Coincidence/sift check response
To respond from Bob to Alice with a coincidence/base-match file for the events in one epoch, only the index of the entry in the query file (type 2) of matching events have to be returned. For a given epoch, this index increases monotonously, so again a differential encoding may be the most efficient way. For a single/pair efficiency of 20% on the generation side, and a loss of 0 dB to 30 dB, a typical index spacing will be between 5 and 5000 entries, leading to a optimal word size between 3 and 13 bit. Therefore, index submission is always more efficient than yes/no encoding for all queried events. The encoding is very similar to file format type 2.
header format: struct header_4 { int tag; unsigned int epoc; unsigned int length; int timeorder; int basebits; }
The <tag> entry is either 0x4 for local epoc or 0x104 for an extended epoc definition. The <length> entry is optional and counts the number of events encoded in the whole stream. The <timeorder> entry contains the number of bits used for basic time-difference encoding in the data section.

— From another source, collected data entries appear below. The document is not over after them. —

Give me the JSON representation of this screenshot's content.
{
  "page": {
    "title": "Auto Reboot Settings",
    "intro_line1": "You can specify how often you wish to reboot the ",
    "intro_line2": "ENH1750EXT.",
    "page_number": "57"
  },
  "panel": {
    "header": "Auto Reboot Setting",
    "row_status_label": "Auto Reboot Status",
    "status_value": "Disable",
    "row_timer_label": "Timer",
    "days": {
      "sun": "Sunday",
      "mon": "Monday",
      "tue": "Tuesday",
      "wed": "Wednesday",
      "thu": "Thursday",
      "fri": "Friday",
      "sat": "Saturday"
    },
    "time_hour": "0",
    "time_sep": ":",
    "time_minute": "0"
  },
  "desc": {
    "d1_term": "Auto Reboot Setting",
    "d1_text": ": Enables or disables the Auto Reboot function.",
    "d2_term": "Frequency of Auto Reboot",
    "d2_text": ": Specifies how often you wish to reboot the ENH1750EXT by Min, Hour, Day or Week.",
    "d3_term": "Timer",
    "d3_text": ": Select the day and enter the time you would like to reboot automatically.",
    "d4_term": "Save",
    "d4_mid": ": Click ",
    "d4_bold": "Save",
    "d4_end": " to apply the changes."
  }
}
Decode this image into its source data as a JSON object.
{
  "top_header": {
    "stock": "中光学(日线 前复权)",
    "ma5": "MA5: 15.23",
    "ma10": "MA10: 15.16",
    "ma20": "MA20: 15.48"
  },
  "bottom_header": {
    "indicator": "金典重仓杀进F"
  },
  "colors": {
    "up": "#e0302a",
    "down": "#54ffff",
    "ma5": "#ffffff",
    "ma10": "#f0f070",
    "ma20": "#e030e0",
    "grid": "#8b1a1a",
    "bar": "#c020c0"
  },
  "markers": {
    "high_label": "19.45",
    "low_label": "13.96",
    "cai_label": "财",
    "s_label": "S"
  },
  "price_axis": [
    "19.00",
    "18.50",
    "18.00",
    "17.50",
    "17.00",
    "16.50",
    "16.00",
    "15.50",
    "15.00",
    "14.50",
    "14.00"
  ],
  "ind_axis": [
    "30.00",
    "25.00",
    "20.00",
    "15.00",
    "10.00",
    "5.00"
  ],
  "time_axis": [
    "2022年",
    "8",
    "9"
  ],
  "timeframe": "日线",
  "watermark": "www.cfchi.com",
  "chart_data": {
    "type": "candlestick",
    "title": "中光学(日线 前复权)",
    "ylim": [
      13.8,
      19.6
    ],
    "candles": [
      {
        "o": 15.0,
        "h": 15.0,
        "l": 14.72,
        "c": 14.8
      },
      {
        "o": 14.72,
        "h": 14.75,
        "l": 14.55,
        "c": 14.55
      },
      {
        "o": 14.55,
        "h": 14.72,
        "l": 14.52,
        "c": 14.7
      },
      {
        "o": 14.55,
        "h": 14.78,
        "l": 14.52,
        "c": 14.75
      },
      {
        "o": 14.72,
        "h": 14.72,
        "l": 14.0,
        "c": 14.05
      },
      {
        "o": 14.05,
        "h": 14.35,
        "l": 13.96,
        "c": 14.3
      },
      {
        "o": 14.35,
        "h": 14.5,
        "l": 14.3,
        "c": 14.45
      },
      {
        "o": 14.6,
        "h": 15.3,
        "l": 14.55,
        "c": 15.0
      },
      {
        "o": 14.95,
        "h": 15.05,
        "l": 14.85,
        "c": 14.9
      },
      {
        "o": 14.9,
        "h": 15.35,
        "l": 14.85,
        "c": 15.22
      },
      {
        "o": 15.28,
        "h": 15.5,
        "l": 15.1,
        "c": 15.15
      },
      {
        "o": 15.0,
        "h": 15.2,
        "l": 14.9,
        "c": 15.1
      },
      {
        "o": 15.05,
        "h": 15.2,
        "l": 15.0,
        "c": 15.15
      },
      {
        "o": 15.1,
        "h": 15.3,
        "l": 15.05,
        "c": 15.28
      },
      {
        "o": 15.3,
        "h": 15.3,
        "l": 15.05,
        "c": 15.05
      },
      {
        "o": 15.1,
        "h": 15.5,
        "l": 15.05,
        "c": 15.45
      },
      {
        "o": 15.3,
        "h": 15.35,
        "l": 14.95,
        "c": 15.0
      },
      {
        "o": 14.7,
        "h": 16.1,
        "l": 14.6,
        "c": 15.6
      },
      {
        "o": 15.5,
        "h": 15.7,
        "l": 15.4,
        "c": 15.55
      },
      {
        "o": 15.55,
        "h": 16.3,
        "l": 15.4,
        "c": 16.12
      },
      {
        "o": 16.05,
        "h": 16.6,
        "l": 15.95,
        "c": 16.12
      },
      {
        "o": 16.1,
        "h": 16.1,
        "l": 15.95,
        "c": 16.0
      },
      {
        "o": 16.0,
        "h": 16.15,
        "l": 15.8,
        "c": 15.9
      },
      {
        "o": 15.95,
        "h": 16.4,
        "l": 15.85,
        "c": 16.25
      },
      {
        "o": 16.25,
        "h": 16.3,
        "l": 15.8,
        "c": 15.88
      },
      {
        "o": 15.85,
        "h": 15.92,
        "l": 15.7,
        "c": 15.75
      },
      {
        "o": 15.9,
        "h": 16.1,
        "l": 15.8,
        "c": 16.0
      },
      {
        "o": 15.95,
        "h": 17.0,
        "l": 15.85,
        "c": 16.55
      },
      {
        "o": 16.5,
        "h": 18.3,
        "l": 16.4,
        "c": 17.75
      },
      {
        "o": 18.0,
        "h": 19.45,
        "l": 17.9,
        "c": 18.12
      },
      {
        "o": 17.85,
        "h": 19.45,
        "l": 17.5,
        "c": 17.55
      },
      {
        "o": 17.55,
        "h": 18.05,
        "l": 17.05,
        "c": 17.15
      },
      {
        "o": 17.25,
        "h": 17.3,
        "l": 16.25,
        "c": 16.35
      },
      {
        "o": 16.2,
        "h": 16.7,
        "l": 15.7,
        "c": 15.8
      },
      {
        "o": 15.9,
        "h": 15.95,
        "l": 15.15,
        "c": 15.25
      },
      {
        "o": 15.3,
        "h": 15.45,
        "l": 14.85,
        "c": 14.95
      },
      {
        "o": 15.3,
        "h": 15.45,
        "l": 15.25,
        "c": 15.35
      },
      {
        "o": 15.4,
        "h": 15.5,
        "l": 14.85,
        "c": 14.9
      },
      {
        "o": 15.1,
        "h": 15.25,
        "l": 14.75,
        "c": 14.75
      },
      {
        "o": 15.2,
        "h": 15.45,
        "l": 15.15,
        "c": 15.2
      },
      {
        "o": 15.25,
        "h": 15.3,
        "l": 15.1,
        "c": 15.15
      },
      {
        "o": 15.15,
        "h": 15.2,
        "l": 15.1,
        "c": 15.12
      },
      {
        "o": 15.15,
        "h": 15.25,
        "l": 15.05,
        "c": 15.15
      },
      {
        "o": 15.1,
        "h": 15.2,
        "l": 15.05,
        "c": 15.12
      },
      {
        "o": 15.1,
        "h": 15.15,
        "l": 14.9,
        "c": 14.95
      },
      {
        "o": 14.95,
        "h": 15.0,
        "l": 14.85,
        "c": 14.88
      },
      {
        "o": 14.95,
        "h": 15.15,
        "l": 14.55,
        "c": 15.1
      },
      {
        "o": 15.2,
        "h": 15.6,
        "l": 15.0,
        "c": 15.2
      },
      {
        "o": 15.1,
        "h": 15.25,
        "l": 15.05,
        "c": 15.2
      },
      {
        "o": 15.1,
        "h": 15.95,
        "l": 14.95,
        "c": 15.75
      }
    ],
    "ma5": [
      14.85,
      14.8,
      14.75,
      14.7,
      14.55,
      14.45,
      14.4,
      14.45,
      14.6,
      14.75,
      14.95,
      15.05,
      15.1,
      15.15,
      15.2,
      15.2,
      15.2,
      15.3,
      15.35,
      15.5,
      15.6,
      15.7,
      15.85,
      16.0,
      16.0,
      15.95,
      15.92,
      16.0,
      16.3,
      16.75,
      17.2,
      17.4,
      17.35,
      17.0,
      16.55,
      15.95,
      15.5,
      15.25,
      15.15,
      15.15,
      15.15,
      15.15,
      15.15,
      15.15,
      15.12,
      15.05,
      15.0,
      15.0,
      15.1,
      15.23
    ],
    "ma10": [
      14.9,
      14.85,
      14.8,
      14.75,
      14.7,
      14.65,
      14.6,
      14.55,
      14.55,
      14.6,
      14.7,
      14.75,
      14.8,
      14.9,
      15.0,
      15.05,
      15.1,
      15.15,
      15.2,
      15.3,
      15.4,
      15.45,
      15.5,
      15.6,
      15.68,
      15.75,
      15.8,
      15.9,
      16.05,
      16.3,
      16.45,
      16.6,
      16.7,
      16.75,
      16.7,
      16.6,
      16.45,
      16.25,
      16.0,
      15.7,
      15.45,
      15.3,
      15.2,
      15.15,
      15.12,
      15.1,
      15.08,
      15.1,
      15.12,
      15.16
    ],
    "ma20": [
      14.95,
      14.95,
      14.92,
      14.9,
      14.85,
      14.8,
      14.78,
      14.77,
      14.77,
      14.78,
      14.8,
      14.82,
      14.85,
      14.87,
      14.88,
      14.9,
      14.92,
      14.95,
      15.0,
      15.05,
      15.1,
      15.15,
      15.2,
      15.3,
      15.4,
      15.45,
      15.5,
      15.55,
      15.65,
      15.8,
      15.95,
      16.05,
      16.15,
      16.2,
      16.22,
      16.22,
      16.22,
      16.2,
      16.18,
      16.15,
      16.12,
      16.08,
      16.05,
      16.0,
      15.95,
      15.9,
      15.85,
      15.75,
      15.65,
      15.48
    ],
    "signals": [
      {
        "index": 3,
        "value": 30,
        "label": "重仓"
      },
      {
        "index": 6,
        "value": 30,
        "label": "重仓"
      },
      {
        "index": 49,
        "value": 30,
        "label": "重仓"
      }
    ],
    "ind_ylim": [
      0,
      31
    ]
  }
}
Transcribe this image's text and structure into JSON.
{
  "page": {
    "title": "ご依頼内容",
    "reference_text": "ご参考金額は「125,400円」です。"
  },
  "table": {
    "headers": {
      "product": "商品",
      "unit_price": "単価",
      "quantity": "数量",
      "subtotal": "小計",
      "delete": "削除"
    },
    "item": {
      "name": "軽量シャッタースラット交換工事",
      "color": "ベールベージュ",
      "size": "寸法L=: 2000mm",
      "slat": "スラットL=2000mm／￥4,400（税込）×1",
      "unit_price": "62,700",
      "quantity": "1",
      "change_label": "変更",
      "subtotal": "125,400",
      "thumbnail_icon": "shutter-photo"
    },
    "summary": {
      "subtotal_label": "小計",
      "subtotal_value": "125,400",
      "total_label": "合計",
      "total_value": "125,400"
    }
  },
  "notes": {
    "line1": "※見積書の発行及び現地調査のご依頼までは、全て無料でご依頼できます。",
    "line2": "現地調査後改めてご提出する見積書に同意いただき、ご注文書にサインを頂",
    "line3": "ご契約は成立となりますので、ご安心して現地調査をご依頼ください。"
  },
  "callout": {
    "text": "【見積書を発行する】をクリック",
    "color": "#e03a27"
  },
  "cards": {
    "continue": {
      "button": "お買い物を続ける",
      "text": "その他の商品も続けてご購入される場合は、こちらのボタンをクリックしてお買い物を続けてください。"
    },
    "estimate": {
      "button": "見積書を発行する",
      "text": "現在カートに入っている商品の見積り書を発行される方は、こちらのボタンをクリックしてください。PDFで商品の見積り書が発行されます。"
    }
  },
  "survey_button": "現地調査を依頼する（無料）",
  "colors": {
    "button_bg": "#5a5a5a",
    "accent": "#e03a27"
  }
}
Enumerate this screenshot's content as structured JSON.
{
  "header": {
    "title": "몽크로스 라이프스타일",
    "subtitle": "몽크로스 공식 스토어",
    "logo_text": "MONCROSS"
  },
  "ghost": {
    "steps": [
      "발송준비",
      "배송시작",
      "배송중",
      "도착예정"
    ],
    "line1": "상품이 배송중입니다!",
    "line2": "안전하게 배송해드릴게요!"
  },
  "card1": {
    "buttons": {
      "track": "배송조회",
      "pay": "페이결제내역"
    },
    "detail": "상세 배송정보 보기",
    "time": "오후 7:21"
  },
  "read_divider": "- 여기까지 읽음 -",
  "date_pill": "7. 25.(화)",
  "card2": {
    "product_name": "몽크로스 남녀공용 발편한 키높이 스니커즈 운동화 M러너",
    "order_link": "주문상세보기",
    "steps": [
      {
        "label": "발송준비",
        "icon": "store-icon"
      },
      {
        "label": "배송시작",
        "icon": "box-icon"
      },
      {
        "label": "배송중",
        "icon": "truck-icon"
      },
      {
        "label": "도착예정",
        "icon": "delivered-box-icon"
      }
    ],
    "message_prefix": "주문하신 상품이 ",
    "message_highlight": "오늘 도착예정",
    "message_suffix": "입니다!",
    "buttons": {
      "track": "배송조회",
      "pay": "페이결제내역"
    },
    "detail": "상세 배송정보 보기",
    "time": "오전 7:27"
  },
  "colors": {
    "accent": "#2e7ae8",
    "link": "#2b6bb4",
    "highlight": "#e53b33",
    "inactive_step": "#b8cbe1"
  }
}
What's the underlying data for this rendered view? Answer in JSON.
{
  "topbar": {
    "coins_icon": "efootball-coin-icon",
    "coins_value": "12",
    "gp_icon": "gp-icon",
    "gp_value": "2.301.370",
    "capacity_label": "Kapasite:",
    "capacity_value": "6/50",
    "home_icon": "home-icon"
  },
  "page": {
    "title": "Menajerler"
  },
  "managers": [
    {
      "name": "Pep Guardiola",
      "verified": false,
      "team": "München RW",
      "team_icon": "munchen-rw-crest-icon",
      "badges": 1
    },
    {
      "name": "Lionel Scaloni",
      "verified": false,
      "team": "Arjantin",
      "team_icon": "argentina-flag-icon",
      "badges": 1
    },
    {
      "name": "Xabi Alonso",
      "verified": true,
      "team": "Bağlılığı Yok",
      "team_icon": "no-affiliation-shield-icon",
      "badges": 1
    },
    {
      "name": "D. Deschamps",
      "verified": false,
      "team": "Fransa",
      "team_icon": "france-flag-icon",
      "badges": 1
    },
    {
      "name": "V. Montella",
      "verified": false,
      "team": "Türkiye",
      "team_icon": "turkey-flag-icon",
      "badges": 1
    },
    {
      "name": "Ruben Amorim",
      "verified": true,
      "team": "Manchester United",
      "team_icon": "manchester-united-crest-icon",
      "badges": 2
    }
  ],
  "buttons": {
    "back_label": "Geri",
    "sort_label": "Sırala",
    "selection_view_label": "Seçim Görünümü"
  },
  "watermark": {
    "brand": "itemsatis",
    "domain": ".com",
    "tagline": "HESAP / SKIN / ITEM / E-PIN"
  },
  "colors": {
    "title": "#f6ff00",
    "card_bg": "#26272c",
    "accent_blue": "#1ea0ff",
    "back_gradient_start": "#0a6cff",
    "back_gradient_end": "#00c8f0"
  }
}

The <basebits> entry gives the number of basis bits transmitted in this stream and is 0 for BB84 type protocols.

Data is again encoded in packed bit versions, and packing is done similarly as in file type 2. The two reserved control words 0 and 1 have the same meaning as in file type 2, therefore the first useful timing index is 2. To accommodate for the first two possible indices, the index is just increased by 2 before encoding, and has to be reduced by 2 upon decoding. The datacontent bit pattern is emitted together with every event or entry in the data section, including the termination word (even there it has no information content).
Final key storage file
This file type is used essentially by the error correction/privacy amplification scheme; since EC/PA is typically carried out on more than one epoch, the header contains information on how many epochs were concatenated to obtain this particular key sequence. Futhermore, the file contains only one bit per entry, so this information needs not to be encoded. This file format is therefore a simplification of the type 3 format.
header format: struct header_7 { int tag; unsigned int epoc; unsigned int numberofepochs; int numberofbits; }
The <tag> entry is either 0x7 for local epoc or 0x107 for an extended epoc definition. The <epoch> entry represents the first data epoch used for generating this key file; <numberofepochs> contains the number of processed epochs for this file, and represents what was passed as a parameter to the error correction deamon. Finally, <numberofbits> contains the number of bits following the header. Bits get filled in 32 bit wide words, starting from the most significant bit in each word. Thus, the length of the data section of this file is given by floor((<numberofbits>+31)/32).